UPDATED 06:48 EDT / MARCH 01 2016

NEWS

707 million records stolen in data breaches last year

Last year saw a whopping 707 million private records stolen during 1,673 separate data breaches, according to a new report from Dutch research outfit Gemalto NV.

Gemalto said in its 2015 Breach Level report that this equates to just under 2 million records stolen every single day, or a stunning 22 records stolen per second, over the last year.
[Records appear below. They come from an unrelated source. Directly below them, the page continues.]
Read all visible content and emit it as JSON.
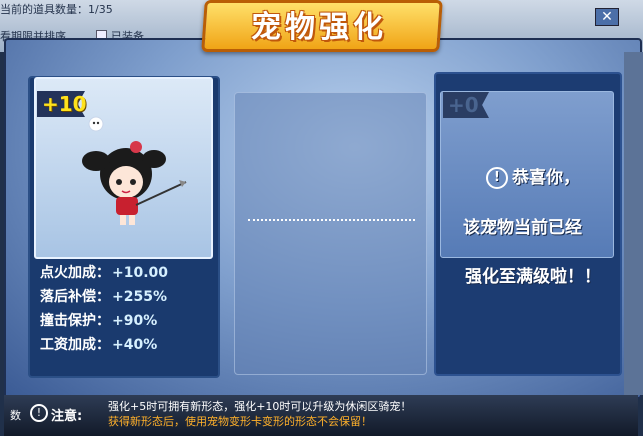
{
  "topbar": {
    "line1": "当前的道具数量：1/35",
    "sort_label": "看期限并排序",
    "equipped_label": "已装备"
  },
  "title": "宠物强化",
  "close_label": "✕",
  "left_card": {
    "level": "+10",
    "stats": [
      {
        "label": "点火加成：",
        "value": "+10.00"
      },
      {
        "label": "落后补偿：",
        "value": "+255%"
      },
      {
        "label": "撞击保护：",
        "value": "+90%"
      },
      {
        "label": "工资加成：",
        "value": "+40%"
      }
    ]
  },
  "right_card": {
    "level": "+0",
    "line1": "恭喜你，",
    "line2": "该宠物当前已经",
    "line3": "强化至满级啦！！"
  },
  "bottom": {
    "left_text": "数",
    "note_label": "注意:",
    "note_line1": "强化+5时可拥有新形态，强化+10时可以升级为休闲区骑宠！",
    "note_line2": "获得新形态后，使用宠物变形卡变形的形态不会保留！"
  }
}
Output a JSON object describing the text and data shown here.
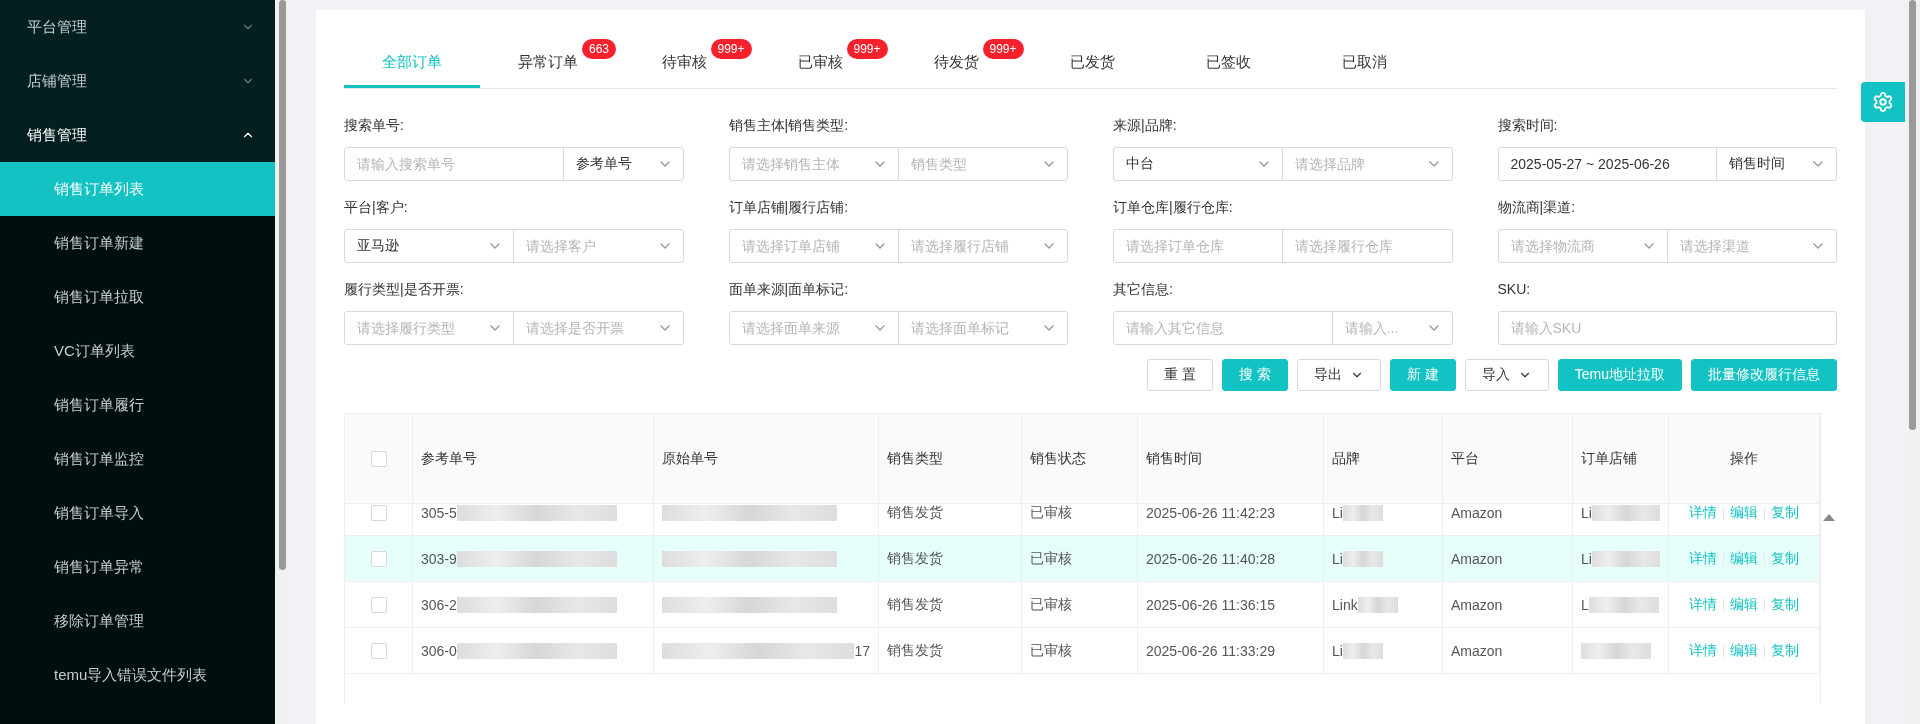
{
  "sidebar": {
    "items": [
      {
        "label": "平台管理",
        "expanded": false
      },
      {
        "label": "店铺管理",
        "expanded": false
      },
      {
        "label": "销售管理",
        "expanded": true,
        "children": [
          {
            "label": "销售订单列表",
            "selected": true
          },
          {
            "label": "销售订单新建",
            "selected": false
          },
          {
            "label": "销售订单拉取",
            "selected": false
          },
          {
            "label": "VC订单列表",
            "selected": false
          },
          {
            "label": "销售订单履行",
            "selected": false
          },
          {
            "label": "销售订单监控",
            "selected": false
          },
          {
            "label": "销售订单导入",
            "selected": false
          },
          {
            "label": "销售订单异常",
            "selected": false
          },
          {
            "label": "移除订单管理",
            "selected": false
          },
          {
            "label": "temu导入错误文件列表",
            "selected": false
          }
        ]
      }
    ]
  },
  "tabs": [
    {
      "label": "全部订单",
      "selected": true
    },
    {
      "label": "异常订单",
      "selected": false,
      "badge": "663"
    },
    {
      "label": "待审核",
      "selected": false,
      "badge": "999+"
    },
    {
      "label": "已审核",
      "selected": false,
      "badge": "999+"
    },
    {
      "label": "待发货",
      "selected": false,
      "badge": "999+"
    },
    {
      "label": "已发货",
      "selected": false
    },
    {
      "label": "已签收",
      "selected": false
    },
    {
      "label": "已取消",
      "selected": false
    }
  ],
  "filters": [
    {
      "label": "搜索单号:",
      "fields": [
        {
          "kind": "input",
          "placeholder": "请输入搜索单号",
          "wide": true
        },
        {
          "kind": "select",
          "value": "参考单号"
        }
      ]
    },
    {
      "label": "销售主体|销售类型:",
      "fields": [
        {
          "kind": "select",
          "placeholder": "请选择销售主体"
        },
        {
          "kind": "select",
          "placeholder": "销售类型"
        }
      ]
    },
    {
      "label": "来源|品牌:",
      "fields": [
        {
          "kind": "select",
          "value": "中台"
        },
        {
          "kind": "select",
          "placeholder": "请选择品牌"
        }
      ]
    },
    {
      "label": "搜索时间:",
      "fields": [
        {
          "kind": "input",
          "value": "2025-05-27 ~ 2025-06-26",
          "wide": true
        },
        {
          "kind": "select",
          "value": "销售时间"
        }
      ]
    },
    {
      "label": "平台|客户:",
      "fields": [
        {
          "kind": "select",
          "value": "亚马逊"
        },
        {
          "kind": "select",
          "placeholder": "请选择客户"
        }
      ]
    },
    {
      "label": "订单店铺|履行店铺:",
      "fields": [
        {
          "kind": "select",
          "placeholder": "请选择订单店铺"
        },
        {
          "kind": "select",
          "placeholder": "请选择履行店铺"
        }
      ]
    },
    {
      "label": "订单仓库|履行仓库:",
      "fields": [
        {
          "kind": "input",
          "placeholder": "请选择订单仓库"
        },
        {
          "kind": "input",
          "placeholder": "请选择履行仓库"
        }
      ]
    },
    {
      "label": "物流商|渠道:",
      "fields": [
        {
          "kind": "select",
          "placeholder": "请选择物流商"
        },
        {
          "kind": "select",
          "placeholder": "请选择渠道"
        }
      ]
    },
    {
      "label": "履行类型|是否开票:",
      "fields": [
        {
          "kind": "select",
          "placeholder": "请选择履行类型"
        },
        {
          "kind": "select",
          "placeholder": "请选择是否开票"
        }
      ]
    },
    {
      "label": "面单来源|面单标记:",
      "fields": [
        {
          "kind": "select",
          "placeholder": "请选择面单来源"
        },
        {
          "kind": "select",
          "placeholder": "请选择面单标记"
        }
      ]
    },
    {
      "label": "其它信息:",
      "fields": [
        {
          "kind": "input",
          "placeholder": "请输入其它信息",
          "wide": true
        },
        {
          "kind": "select",
          "placeholder": "请输入..."
        }
      ]
    },
    {
      "label": "SKU:",
      "fields": [
        {
          "kind": "input",
          "placeholder": "请输入SKU"
        }
      ]
    }
  ],
  "actions": [
    {
      "label": "重 置",
      "kind": "default",
      "dropdown": false
    },
    {
      "label": "搜 索",
      "kind": "primary",
      "dropdown": false
    },
    {
      "label": "导出",
      "kind": "default",
      "dropdown": true
    },
    {
      "label": "新 建",
      "kind": "primary",
      "dropdown": false
    },
    {
      "label": "导入",
      "kind": "default",
      "dropdown": true
    },
    {
      "label": "Temu地址拉取",
      "kind": "primary",
      "dropdown": false
    },
    {
      "label": "批量修改履行信息",
      "kind": "primary",
      "dropdown": false
    }
  ],
  "table": {
    "all_checked": false,
    "columns": [
      "参考单号",
      "原始单号",
      "销售类型",
      "销售状态",
      "销售时间",
      "品牌",
      "平台",
      "订单店铺",
      "操作"
    ],
    "rows": [
      {
        "checked": false,
        "highlighted": false,
        "ref": {
          "text": "305-5",
          "redacted": true
        },
        "orig": {
          "redacted": true
        },
        "type": "销售发货",
        "status": "已审核",
        "time": "2025-06-26 11:42:23",
        "brand": {
          "text": "Li",
          "redacted": true
        },
        "platform": "Amazon",
        "shop": {
          "text": "Li",
          "redacted": true
        },
        "ops": [
          "详情",
          "编辑",
          "复制"
        ]
      },
      {
        "checked": false,
        "highlighted": true,
        "ref": {
          "text": "303-9",
          "redacted": true
        },
        "orig": {
          "redacted": true
        },
        "type": "销售发货",
        "status": "已审核",
        "time": "2025-06-26 11:40:28",
        "brand": {
          "text": "Li",
          "redacted": true
        },
        "platform": "Amazon",
        "shop": {
          "text": "Li",
          "redacted": true
        },
        "ops": [
          "详情",
          "编辑",
          "复制"
        ]
      },
      {
        "checked": false,
        "highlighted": false,
        "ref": {
          "text": "306-2",
          "redacted": true
        },
        "orig": {
          "redacted": true
        },
        "type": "销售发货",
        "status": "已审核",
        "time": "2025-06-26 11:36:15",
        "brand": {
          "text": "Link",
          "redacted": true
        },
        "platform": "Amazon",
        "shop": {
          "text": "L",
          "redacted": true
        },
        "ops": [
          "详情",
          "编辑",
          "复制"
        ]
      },
      {
        "checked": false,
        "highlighted": false,
        "ref": {
          "text": "306-0",
          "redacted": true
        },
        "orig": {
          "text": "17",
          "redacted": true,
          "blur_first": true
        },
        "type": "销售发货",
        "status": "已审核",
        "time": "2025-06-26 11:33:29",
        "brand": {
          "text": "Li",
          "redacted": true
        },
        "platform": "Amazon",
        "shop": {
          "redacted": true
        },
        "ops": [
          "详情",
          "编辑",
          "复制"
        ]
      }
    ]
  }
}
Of the attacks it considered, some 964 were committed by outside attackers, while 398 occurred due to mistakes from company employees and developers.

Surprisingly, considering that all we ever seem to hear about is the rising incidence of such attacks, Gemalto’s numbers are smaller than in its 2014 report. It said that the total number of attacks fell by 3.4 percent in the last year, while the number of stolen records plummeted by 39 percent.

The biggest breache in the last year took place at the Turkish Citizenship Agency, which was robbed of an embarrassingly high 50 million records. The Korea Pharmaceutical Information Center saw 43 million records tumble into the hands of miscreants, while Office of Personnel Management let slip 22 million records.

Altogether, nation states lost a total of 307 million records, while healthcare providers came in second with 84 million data sets being compromised. In the healthcare industry’s defense however, we should note that a breach at insurance provider Anthem Inc. accounted for a stunning 78.8 million of those 84 million records.

The United States was once again the most targeted nation, with some 1,222 breaches taking place in that country. That compares to just 154 breaches in the U.K., which suffered the second-highest amount, and just 59 incidents in Canada.

In its report, Gemalto says it obtained its data from public sources found online.